With a slow grin, Doug went on, “That’s a pretty flimsy excuse, don’t you think?”

Damn! she thought. He sees right through me. But she found herself grinning back and admitting, “True. But it’s the only one I could think of.”

By the time they reached her door Doug had promised he would speak to Brennart about her. Bianca wanted to kiss him, but decided it was too soon for that. Sternly, she reminded herself that this good-looking young man was five years her junior. She also remembered that men attain the peak of their sexual potency around the age of eighteen.

Doug did not seem to have any romantic intentions. So they merely shook hands, and then he headed down the tunnel toward his own quarters. She dreamed about him that night. She dreamed she was a slender and graceful ballerina and he was hopelessly in love with her.

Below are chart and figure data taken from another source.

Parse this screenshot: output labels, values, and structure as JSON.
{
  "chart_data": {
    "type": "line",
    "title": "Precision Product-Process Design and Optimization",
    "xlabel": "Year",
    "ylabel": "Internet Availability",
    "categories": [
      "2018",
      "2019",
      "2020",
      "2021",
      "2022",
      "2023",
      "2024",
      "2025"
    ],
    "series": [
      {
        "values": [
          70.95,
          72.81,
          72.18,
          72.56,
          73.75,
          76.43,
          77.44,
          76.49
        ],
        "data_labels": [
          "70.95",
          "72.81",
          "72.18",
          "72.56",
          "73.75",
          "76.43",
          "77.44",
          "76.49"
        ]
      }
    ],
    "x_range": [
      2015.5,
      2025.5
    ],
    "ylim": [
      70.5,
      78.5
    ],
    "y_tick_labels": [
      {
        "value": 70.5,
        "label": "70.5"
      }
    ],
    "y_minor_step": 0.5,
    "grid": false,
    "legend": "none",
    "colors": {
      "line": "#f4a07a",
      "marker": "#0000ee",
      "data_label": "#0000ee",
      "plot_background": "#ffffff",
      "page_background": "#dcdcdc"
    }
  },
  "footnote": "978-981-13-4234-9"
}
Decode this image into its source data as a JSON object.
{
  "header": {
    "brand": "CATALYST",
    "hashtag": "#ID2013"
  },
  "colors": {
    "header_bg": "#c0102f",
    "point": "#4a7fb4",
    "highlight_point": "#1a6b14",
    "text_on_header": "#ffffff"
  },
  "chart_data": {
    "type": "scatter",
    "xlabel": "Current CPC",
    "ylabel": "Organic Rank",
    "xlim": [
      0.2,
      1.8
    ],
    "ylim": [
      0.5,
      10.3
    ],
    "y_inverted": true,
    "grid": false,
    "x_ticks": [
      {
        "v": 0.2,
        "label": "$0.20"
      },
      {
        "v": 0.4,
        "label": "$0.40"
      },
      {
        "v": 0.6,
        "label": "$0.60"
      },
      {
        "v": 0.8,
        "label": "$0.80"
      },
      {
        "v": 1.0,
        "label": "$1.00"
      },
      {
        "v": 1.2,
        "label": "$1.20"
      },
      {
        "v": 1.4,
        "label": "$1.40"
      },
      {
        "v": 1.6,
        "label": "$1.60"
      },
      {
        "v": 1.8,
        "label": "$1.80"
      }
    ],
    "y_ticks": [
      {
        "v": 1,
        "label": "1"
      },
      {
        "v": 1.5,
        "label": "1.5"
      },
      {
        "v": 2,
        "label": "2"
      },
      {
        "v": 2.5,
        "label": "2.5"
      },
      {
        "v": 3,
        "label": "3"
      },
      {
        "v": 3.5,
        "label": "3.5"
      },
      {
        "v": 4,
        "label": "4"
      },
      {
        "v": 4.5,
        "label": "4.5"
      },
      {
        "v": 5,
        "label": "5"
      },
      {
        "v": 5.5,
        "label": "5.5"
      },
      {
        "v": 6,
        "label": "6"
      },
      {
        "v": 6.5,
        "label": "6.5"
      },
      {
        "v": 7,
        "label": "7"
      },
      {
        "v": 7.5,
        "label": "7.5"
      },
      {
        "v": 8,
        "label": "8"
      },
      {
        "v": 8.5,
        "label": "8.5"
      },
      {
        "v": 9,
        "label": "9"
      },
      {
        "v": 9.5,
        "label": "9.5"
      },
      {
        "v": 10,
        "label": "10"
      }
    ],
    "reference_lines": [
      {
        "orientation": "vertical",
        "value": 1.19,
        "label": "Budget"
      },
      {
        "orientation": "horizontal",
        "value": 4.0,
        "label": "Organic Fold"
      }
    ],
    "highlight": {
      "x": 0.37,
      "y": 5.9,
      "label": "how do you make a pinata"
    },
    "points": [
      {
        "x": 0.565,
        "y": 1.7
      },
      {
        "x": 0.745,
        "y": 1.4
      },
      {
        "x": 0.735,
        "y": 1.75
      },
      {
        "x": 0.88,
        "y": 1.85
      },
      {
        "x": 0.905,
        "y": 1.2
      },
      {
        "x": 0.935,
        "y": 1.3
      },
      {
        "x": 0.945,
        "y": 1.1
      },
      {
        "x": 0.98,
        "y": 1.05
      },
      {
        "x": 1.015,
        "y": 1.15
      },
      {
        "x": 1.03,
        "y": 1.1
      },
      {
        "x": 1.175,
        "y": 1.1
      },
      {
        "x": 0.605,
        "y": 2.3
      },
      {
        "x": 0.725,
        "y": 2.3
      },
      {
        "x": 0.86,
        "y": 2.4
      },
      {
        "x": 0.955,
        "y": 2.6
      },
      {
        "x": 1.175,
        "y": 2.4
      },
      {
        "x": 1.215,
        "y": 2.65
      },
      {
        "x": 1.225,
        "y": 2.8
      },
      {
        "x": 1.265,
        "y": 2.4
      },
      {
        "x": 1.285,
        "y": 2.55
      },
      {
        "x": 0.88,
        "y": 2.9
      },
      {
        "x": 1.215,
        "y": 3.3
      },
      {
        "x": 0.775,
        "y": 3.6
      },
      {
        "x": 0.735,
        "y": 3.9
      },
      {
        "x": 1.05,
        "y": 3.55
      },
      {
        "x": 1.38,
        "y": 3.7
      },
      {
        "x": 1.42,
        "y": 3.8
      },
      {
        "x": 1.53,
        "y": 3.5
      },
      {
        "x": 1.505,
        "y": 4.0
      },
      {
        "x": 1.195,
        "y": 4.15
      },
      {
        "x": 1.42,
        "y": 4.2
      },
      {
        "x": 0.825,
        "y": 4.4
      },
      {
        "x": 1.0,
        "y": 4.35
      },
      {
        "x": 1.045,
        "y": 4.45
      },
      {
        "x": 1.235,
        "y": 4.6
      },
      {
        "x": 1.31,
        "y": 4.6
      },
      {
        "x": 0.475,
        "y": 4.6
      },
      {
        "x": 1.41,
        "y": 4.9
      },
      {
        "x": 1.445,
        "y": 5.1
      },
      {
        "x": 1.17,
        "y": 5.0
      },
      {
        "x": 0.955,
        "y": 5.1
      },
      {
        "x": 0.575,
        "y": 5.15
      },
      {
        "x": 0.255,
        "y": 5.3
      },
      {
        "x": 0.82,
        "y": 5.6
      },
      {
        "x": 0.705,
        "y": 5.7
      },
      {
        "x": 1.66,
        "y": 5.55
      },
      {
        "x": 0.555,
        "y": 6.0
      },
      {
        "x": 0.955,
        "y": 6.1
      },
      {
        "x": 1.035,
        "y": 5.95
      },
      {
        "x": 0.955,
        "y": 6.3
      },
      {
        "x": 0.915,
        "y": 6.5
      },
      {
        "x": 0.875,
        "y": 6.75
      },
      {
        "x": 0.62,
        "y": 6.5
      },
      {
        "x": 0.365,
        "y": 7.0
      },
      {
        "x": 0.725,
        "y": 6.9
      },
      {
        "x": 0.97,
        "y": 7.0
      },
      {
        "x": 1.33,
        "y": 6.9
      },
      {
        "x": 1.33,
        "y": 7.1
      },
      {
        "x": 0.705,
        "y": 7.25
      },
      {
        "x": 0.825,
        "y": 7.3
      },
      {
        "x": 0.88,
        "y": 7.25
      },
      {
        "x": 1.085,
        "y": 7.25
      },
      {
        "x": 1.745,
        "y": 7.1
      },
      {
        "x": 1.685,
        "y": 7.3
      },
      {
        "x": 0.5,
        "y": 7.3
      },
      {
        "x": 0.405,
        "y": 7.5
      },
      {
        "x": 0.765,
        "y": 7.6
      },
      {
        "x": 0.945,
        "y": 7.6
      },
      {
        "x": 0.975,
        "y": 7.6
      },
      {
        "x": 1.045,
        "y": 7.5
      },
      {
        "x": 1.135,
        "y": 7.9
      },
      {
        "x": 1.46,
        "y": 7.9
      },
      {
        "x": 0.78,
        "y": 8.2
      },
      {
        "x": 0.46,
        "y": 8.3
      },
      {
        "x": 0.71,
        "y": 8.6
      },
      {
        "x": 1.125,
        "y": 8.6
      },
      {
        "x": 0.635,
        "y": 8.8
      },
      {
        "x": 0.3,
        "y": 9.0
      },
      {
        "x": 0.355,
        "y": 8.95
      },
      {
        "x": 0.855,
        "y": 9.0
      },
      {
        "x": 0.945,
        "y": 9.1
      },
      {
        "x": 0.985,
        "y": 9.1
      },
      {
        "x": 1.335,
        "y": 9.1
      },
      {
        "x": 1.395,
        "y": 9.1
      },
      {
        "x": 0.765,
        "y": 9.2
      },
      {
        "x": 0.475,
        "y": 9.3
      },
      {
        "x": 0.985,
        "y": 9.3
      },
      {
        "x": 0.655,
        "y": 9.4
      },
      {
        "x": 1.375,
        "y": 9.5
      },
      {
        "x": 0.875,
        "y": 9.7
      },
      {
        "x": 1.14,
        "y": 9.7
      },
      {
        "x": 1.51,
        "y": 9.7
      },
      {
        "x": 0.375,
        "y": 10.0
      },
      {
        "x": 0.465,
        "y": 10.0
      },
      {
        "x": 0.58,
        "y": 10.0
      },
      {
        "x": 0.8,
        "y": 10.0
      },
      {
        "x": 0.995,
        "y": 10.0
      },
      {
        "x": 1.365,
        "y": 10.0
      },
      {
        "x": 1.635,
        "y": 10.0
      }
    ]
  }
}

Almost everyone in Moonbase wore utilitarian coveralls with nametags pinned to their chests. Yet even though Brennart wore a one-piece jumpsuit just as most others did, he needed no nametag. Although he belonged to the exploration and research group, he insisted on wearing pure white coveralls, clean and crisp as if they had just been laundered and pressed, and decorated with shoulder patches and chest emblems from the dozens of missions he had undertaken during his years as an astronaut and lunar explorer.

Doug Stavenger did not consciously think of Brennart as a father figure, but the older man’s single-minded drive to
establish a working base in the south polar region of the Moon impressed Doug forcefully.

“Do you really think Yamagata’s planning an expedition to Aitkin Basin, too?” Doug asked.

“No doubt in my mind about that,” said Brennart in his sweet tenor voice. “They’d be damned fools not to.”

It was the morning after the football game and Doug’s meeting Bianca Rhee. He and Brennart were hunched over a display table in Brennart’s workshop/office, studying the latest satellite photos of the Mt. Wasser area.

“After all,” Brennart went on, “we’re going out there, aren’t we? The Japanese are just as smart as we are. That’s why we’ve got to get there first. Like the man said, the side that wins is the one that gets there firstest with the mostest.”

Doug nodded as he straightened up. Brennart’s office was one of the largest rooms in Moonbase, but still it felt hot and cramped. Most of the equipment that jammed the office was already crated and ready to be loaded on the ballistic lobbers. Doug saw a rumpled cot in one corner and realized that Brennart was sleeping in this room, too.